Morris Dovey mrdovey at iedu.com
Thu Jul 25 03:33:27 CDT 2013


On 7/25/13 2:31 AM, Zachary Kotlarek wrote:
>
> On Jul 24, 2013, at 11:13 PM, Morris Dovey <mrdovey at iedu.com> wrote:
>
>> The goal is to make the content “indistinguishable from pure noise”
>> that Kristau suggested earlier. My hypothesis is that it’s an
>> achievable goal.
>>
>
>> Then some better waster computer time will be needed. I don’t have
>> a problem with that. :-)
>
>
> I am confused on this point. As I see it, we already *have* better
> time wasters that produce more-random-looking output -- AES, or any
> of the other existing encryption algorithms. Why are those not what
> you want?

AES has the look and feel of a method /designed/ to be cracked with 
appropriate hardware. I think we’ll learn that it’s as open as DES.

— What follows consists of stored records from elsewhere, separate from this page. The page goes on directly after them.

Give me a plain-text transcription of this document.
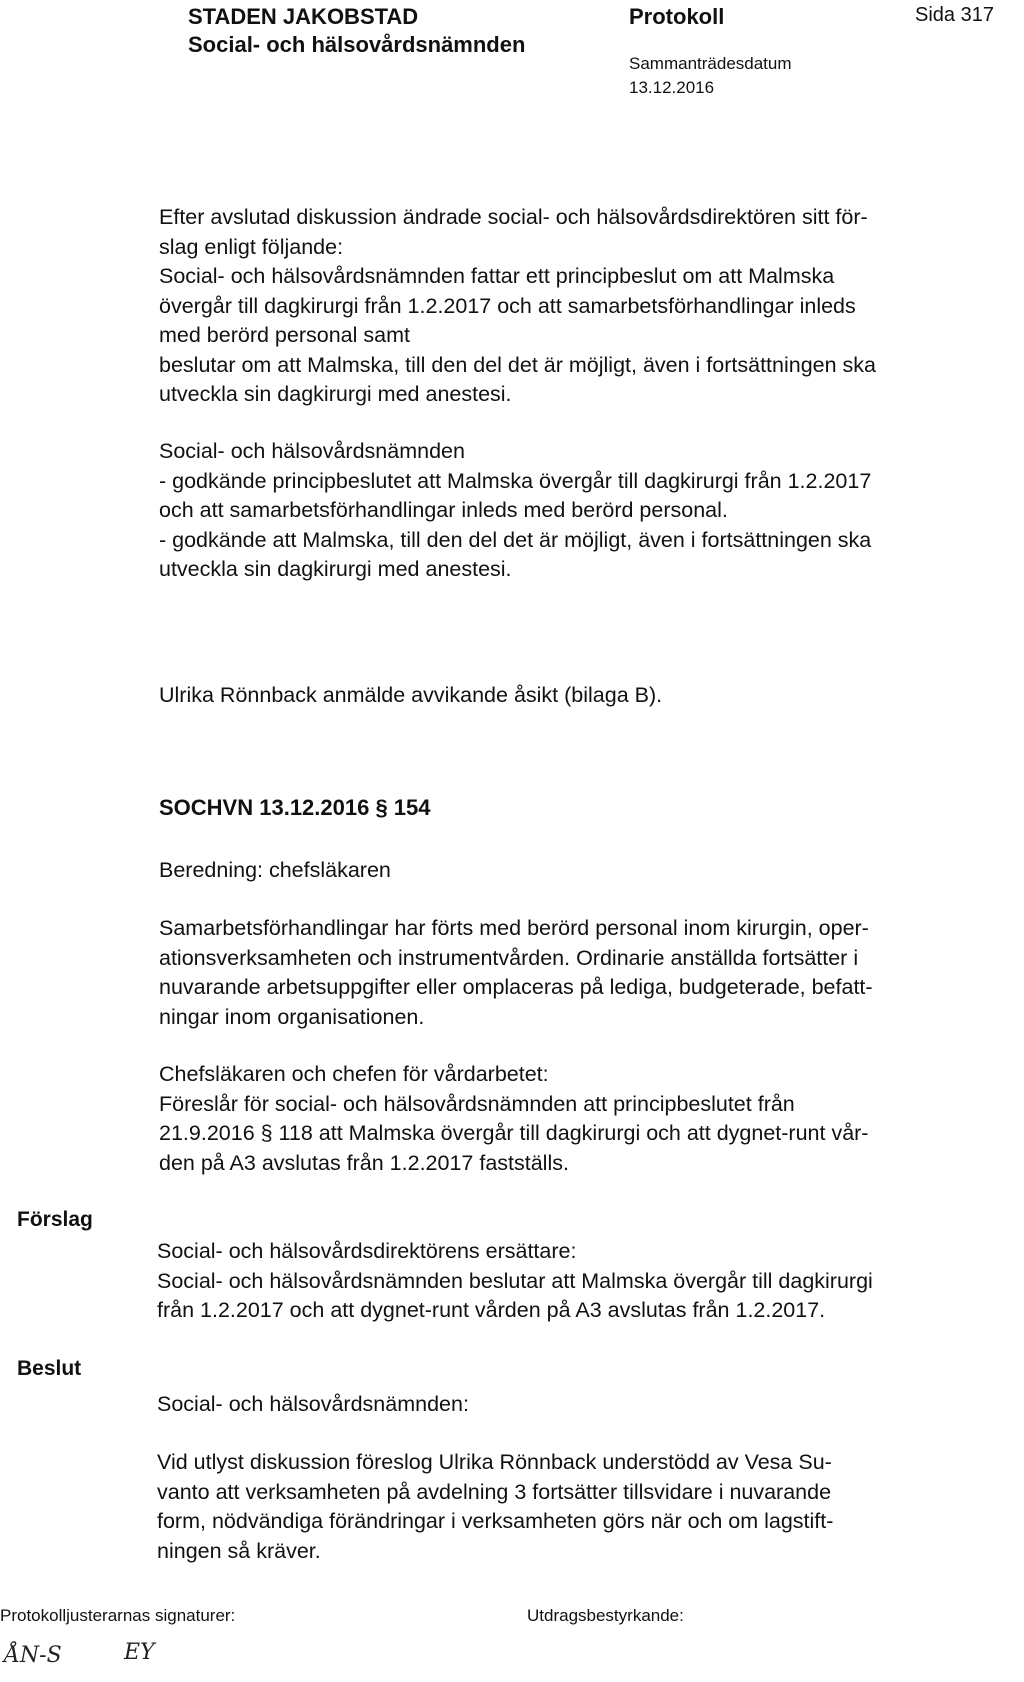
STADEN JAKOBSTAD
Social- och hälsovårdsnämnden
Protokoll	Sida 317
Sammanträdesdatum
13.12.2016
Efter avslutad diskussion ändrade social- och hälsovårdsdirektören sitt för-
slag enligt följande:
Social- och hälsovårdsnämnden fattar ett principbeslut om att Malmska
övergår till dagkirurgi från 1.2.2017 och att samarbetsförhandlingar inleds
med berörd personal samt
beslutar om att Malmska, till den del det är möjligt, även i fortsättningen ska
utveckla sin dagkirurgi med anestesi.
Social- och hälsovårdsnämnden
- godkände principbeslutet att Malmska övergår till dagkirurgi från 1.2.2017
och att samarbetsförhandlingar inleds med berörd personal.
- godkände att Malmska, till den del det är möjligt, även i fortsättningen ska
utveckla sin dagkirurgi med anestesi.
Ulrika Rönnback anmälde avvikande åsikt (bilaga B).
SOCHVN 13.12.2016 § 154
Beredning: chefsläkaren
Samarbetsförhandlingar har förts med berörd personal inom kirurgin, oper-
ationsverksamheten och instrumentvården. Ordinarie anställda fortsätter i
nuvarande arbetsuppgifter eller omplaceras på lediga, budgeterade, befatt-
ningar inom organisationen.
Chefsläkaren och chefen för vårdarbetet:
Föreslår för social- och hälsovårdsnämnden att principbeslutet från
21.9.2016 § 118 att Malmska övergår till dagkirurgi och att dygnet-runt vår-
den på A3 avslutas från 1.2.2017 fastställs.
Förslag
Social- och hälsovårdsdirektörens ersättare:
Social- och hälsovårdsnämnden beslutar att Malmska övergår till dagkirurgi
från 1.2.2017 och att dygnet-runt vården på A3 avslutas från 1.2.2017.
Beslut
Social- och hälsovårdsnämnden:
Vid utlyst diskussion föreslog Ulrika Rönnback understödd av Vesa Su-
vanto att verksamheten på avdelning 3 fortsätter tillsvidare i nuvarande
form, nödvändiga förändringar i verksamheten görs när och om lagstift-
ningen så kräver.
Protokolljusterarnas signaturer:	Utdragsbestyrkande:
ÅN-S	EY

> Unrelated to the actual encryption algorithm, if you want to select
> public data as a key to simplify the key exchange I can see that; key
> exchange is hard for all sorts of reasons and making it easier can
> certainly encourage people to use more encryption. It doesn't provide
> significant privacy but it does increase the cost of analysis a bit.
>
> But you still want high-entropy keys, even if you don't care about
> protecting against actual key discovery (i.e. the analysis following
> whatever dereferencing algorithm you expect users to follow to find
> the key). Low-entropy keys are the same cost to your users (both in
> CPU and manual effort), but are lower-cost to your attacker, and all
> you have to do to increase the cost to the attacker is choose better
> keys.

Agreed. I’m not yet satisfied with my Q&D conversion of the 
user-supplied key file to key data used within the program. I’m still 
trying to work my way through that - but have cheerful expectations of 
success.

> In the broader sense, this is exactly the problem that pubkey
> protocols were designed to solve. For example, S/MIME allows
> automatic encryption among any users who have previously exchanged
> messages. The first exchange is unprotected, but after that
> encryption "just happens" when you send messages. The CA-based model
> of key authentication most mail clients use, and in particular the
> warnings about unsigned/untrusted keys are not particularly friendly,
> but that's a limitation of the UI not the protocol. In the scope you
> propose, where we aren't trying to protect against interactive
> attacks or provide authentication, clients could generate new key
> pairs automatically as needed and could simply accept any public keys
> they've ever seen without user intervention. About the only place
> that sort of system doesn't work is when the send does not know the
> recipients (e.g. mailing lists) but there are ways to manage that as
> well (e.g. upon subscription the mailing list sends you a copy of
> both the public and private keys, so messages can by encrypted to
> "the list" rather than to recipients, and all recipients can decrypt
> it).

Right.

> On a non-encryption note: you often cannot depend on the images from
> public websites being identical over time or among users. Web
> acceleration techniques commonly include image re-processing and may
> be done on-the-fly, so different requests may see different data. The
> same is true for HTML/CSS/JS/etc. -- anything that improves site
> performance while preserving the functionality is fair game for
> optimization.

This appears to be a sometimes and some places kind of problem. 
Facebook, for example, does a lot of this with profile and newsfeed 
photos, but seems not to do that to images downloaded from an album via 
their photo viewer (they also convert everything to jpg, so the png one 
uploads will never be what they serve up.

There’s a lot still to think through - but I’m determined to find some 
way to put an end to this surveillance BS. I don’t much care who reads 
what I write (although I’d prefer to hide my reactor work from the 
opportunivores and the folks who seem compelled to weaponize everything 
they can) but I find it disturbing that all the candidates for the next 
election are all under total surveillance - that just can’t be healthy.